Cette initiative, fort louable, résout partiellement le problème sachant qu'il est question de l'éducation primaire. "La bataille est perdue d'avance parce que les familles rencontrent aussi le problème d'insécurité alimentaire. Ce ne sont pas toutes les écoles primaires publiques (EPP) qui possèdent une cantine scolaire. Lorsque les enfants manquent de nourriture à la maison et qu'ils ne peuvent pas non plus manger à l'école, deux choses arrivent. Un, la carence alimentaire favorise l'échec scolaire car ils n'ont pas la force de tenir le coup à l'école. Deux, les parents sont tentés de les assigner à un travail pour renforcer la caisse familiale et l'abandon scolaire, à ce moment, est forcé", fait remarquer Onjatiana Andriamazava, gérant d'une boutique multiservice.

Tolotra Razafimahandry, technicien de laboratoire, ne fait que dramatiser la situation de l'éducation. "À mon avis, l'enseignement de base comporte le niveau primaire et les deux cycles du secondaire. Si dans un fokontany, il existe huit EPP, dans une commune, il devrait y avoir au moins cinq Collèges d'enseignement général et trois ou quatre lycées.
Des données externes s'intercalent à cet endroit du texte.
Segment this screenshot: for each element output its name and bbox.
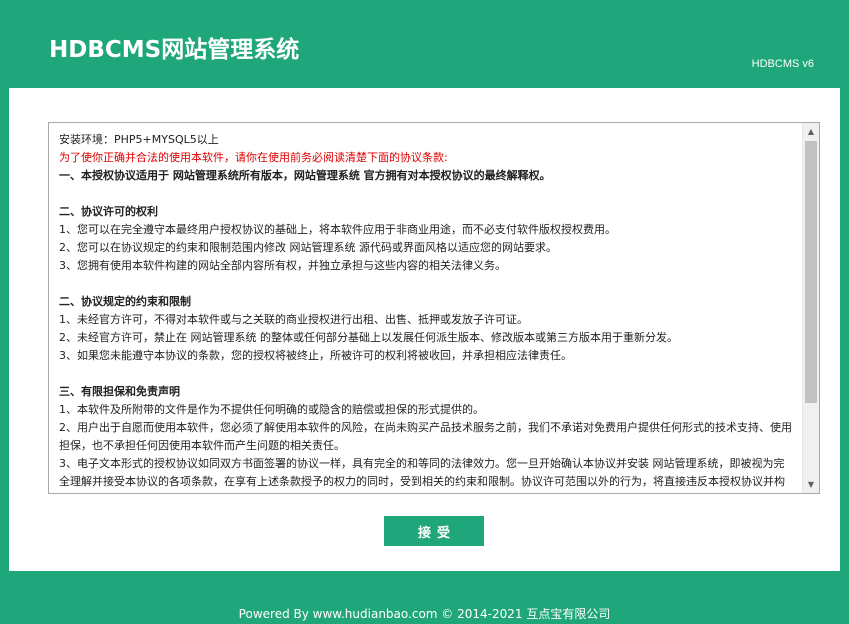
header-bar: HDBCMS网站管理系统 HDBCMS v6 xyxy=(0,0,849,88)
license-textarea[interactable]: 安装环境：PHP5+MYSQL5以上 为了使你正确并合法的使用本软件，请你在使用… xyxy=(48,122,820,494)
footer-copyright: Powered By www.hudianbao.com © 2014-2021… xyxy=(238,607,611,621)
section-2-item: 3、您拥有使用本软件构建的网站全部内容所有权，并独立承担与这些内容的相关法律义务… xyxy=(59,259,506,272)
main-panel: 安装环境：PHP5+MYSQL5以上 为了使你正确并合法的使用本软件，请你在使用… xyxy=(9,88,840,571)
section-1: 一、本授权协议适用于 网站管理系统所有版本，网站管理系统 官方拥有对本授权协议的… xyxy=(59,169,551,182)
section-2-title: 二、协议许可的权利 xyxy=(59,205,158,218)
scroll-down-arrow-icon[interactable]: ▼ xyxy=(803,476,819,493)
scroll-thumb[interactable] xyxy=(805,141,817,403)
install-env: 安装环境：PHP5+MYSQL5以上 xyxy=(59,133,219,146)
section-2-item: 2、您可以在协议规定的约束和限制范围内修改 网站管理系统 源代码或界面风格以适应… xyxy=(59,241,557,254)
license-content: 安装环境：PHP5+MYSQL5以上 为了使你正确并合法的使用本软件，请你在使用… xyxy=(49,123,802,493)
section-4-item: 2、用户出于自愿而使用本软件，您必须了解使用本软件的风险，在尚未购买产品技术服务… xyxy=(59,421,792,452)
section-3-title: 二、协议规定的约束和限制 xyxy=(59,295,191,308)
scroll-up-arrow-icon[interactable]: ▲ xyxy=(803,123,819,140)
app-title: HDBCMS网站管理系统 xyxy=(49,37,300,63)
license-warning: 为了使你正确并合法的使用本软件，请你在使用前务必阅读清楚下面的协议条款: xyxy=(59,151,448,164)
section-3-item: 2、未经官方许可，禁止在 网站管理系统 的整体或任何部分基础上以发展任何派生版本… xyxy=(59,331,678,344)
version-label: HDBCMS v6 xyxy=(751,58,814,70)
accept-button[interactable]: 接受 xyxy=(384,516,484,546)
section-4-title: 三、有限担保和免责声明 xyxy=(59,385,180,398)
vertical-scrollbar[interactable]: ▲ ▼ xyxy=(802,123,819,493)
section-3-item: 1、未经官方许可，不得对本软件或与之关联的商业授权进行出租、出售、抵押或发放子许… xyxy=(59,313,528,326)
section-4-item: 1、本软件及所附带的文件是作为不提供任何明确的或隐含的赔偿或担保的形式提供的。 xyxy=(59,403,484,416)
section-2-item: 1、您可以在完全遵守本最终用户授权协议的基础上，将本软件应用于非商业用途，而不必… xyxy=(59,223,616,236)
section-4-item: 3、电子文本形式的授权协议如同双方书面签署的协议一样，具有完全的和等同的法律效力… xyxy=(59,457,785,488)
section-3-item: 3、如果您未能遵守本协议的条款，您的授权将被终止，所被许可的权利将被收回，并承担… xyxy=(59,349,572,362)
Ce manque d'infrastructures handicape le système scolaire et c'est pour cela que les écoles privées ouvrent leurs portes, mais la qualité de l'enseignement dans ces établissements se base sur la publicité mensongère", regrette-t-il.
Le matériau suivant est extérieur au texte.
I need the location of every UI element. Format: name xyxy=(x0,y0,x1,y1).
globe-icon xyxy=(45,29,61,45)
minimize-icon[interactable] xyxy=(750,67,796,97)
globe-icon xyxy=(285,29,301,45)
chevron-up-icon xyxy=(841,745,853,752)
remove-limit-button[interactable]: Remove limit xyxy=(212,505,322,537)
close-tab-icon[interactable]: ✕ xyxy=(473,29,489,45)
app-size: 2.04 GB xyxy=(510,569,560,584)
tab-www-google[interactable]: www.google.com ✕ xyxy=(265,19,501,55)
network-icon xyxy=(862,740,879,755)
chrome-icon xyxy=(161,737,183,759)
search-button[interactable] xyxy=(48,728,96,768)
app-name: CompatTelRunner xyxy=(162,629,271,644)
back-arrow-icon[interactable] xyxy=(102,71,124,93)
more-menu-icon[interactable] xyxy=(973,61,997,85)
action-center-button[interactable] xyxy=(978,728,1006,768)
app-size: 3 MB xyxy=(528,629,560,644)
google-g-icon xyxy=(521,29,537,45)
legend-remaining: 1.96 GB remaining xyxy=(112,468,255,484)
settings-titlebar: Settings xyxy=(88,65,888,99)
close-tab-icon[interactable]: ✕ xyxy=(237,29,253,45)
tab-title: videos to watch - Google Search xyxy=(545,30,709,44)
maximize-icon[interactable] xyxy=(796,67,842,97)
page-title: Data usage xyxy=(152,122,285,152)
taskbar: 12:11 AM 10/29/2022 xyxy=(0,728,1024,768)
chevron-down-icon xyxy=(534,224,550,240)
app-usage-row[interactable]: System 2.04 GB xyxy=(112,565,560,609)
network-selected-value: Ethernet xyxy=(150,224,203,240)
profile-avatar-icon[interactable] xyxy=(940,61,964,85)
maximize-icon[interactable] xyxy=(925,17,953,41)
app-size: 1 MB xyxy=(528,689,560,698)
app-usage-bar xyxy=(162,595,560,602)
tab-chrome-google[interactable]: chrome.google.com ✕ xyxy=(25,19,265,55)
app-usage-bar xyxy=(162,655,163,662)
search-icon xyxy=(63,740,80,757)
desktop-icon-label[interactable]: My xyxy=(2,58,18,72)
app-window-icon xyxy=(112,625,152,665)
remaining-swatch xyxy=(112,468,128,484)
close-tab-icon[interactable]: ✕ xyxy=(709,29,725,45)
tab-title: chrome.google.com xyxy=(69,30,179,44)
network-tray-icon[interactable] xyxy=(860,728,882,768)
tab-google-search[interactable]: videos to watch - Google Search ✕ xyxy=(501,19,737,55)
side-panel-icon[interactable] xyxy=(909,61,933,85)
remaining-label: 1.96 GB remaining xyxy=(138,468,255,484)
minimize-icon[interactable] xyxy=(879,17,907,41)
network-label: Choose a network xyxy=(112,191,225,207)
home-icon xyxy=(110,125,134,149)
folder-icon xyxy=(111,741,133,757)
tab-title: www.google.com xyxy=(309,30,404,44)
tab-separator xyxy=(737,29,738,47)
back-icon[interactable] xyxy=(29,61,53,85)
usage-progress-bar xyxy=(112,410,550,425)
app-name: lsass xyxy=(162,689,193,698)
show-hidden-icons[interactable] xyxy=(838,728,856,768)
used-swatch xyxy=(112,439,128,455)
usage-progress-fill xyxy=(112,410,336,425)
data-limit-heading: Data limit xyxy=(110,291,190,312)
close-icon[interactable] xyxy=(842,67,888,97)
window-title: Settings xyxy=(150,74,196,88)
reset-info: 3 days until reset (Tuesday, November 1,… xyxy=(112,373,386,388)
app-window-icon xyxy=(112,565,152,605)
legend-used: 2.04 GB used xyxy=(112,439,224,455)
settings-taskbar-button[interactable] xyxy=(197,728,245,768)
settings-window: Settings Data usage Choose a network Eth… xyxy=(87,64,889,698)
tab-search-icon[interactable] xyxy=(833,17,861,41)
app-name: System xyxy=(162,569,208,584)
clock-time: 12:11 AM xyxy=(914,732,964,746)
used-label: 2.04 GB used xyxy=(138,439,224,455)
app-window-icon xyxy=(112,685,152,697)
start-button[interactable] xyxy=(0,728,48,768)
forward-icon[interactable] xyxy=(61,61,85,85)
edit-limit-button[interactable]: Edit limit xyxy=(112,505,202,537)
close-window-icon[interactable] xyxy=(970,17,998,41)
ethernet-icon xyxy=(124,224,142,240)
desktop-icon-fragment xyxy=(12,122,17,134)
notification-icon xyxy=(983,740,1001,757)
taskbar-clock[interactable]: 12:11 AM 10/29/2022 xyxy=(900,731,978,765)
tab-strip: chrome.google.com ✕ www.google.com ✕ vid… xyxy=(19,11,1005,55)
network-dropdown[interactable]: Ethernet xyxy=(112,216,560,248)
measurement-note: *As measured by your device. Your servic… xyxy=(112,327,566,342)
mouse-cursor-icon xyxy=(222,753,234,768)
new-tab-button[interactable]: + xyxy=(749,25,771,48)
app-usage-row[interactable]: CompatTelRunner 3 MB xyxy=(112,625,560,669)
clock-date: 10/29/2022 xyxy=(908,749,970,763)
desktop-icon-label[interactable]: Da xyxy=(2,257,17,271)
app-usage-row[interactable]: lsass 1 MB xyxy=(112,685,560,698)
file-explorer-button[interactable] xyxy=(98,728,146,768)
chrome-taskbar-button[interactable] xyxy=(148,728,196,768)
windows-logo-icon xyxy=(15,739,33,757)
Le jeune homme critique également le faible niveau d'instruction des enseignants Fram qui se répercute sur le niveau des apprenants. "Nous ne savons pas jusqu'à quand cette faiblesse durera, mais vu les différentes grèves concernant les indemnités et les subventions, les élèves ne voient que le mauvais exemple dont ils s'inspireront plus tard", ajoute-t-il.

 

Les aides salvatrices des partenaires étrangers

 

S'il n'y avait pas les aides des partenaires étrangers, Madagascar aurait sombré dans l'abysse de la pauvreté. L'Union européenne alloue des enveloppes colossales pour financer des projets de santé, d'éducation et d'infrastructures. Les organisations et fonds des Nations unies ainsi que les organismes internationaux font pareil pour soutenir l'éducation, l'environnement, l'eau, l'hygiène et l'assainissement, l'agriculture, l'alimentation et veiller au bien-être de la population. Plusieurs gouvernements étrangers utilisent aussi leurs ressources à travers leurs agences respectives pour faire tourner le moteur de la santé, de l'artisanat, de l'enseignement supérieur, de la sécurité. Le gouvernement fait de son mieux pour rendre la vie des Malgaches meilleure, mais l'inégalité de chance et la disparité s'installent toujours entre zones urbaines et rurales, puis entre toutes les classes sociales. Les Malgaches croient en leurs potentialités et espèrent qu'un jour au l'autre, ils parviendront à mettre KO la pauvreté qui avarie leur vie.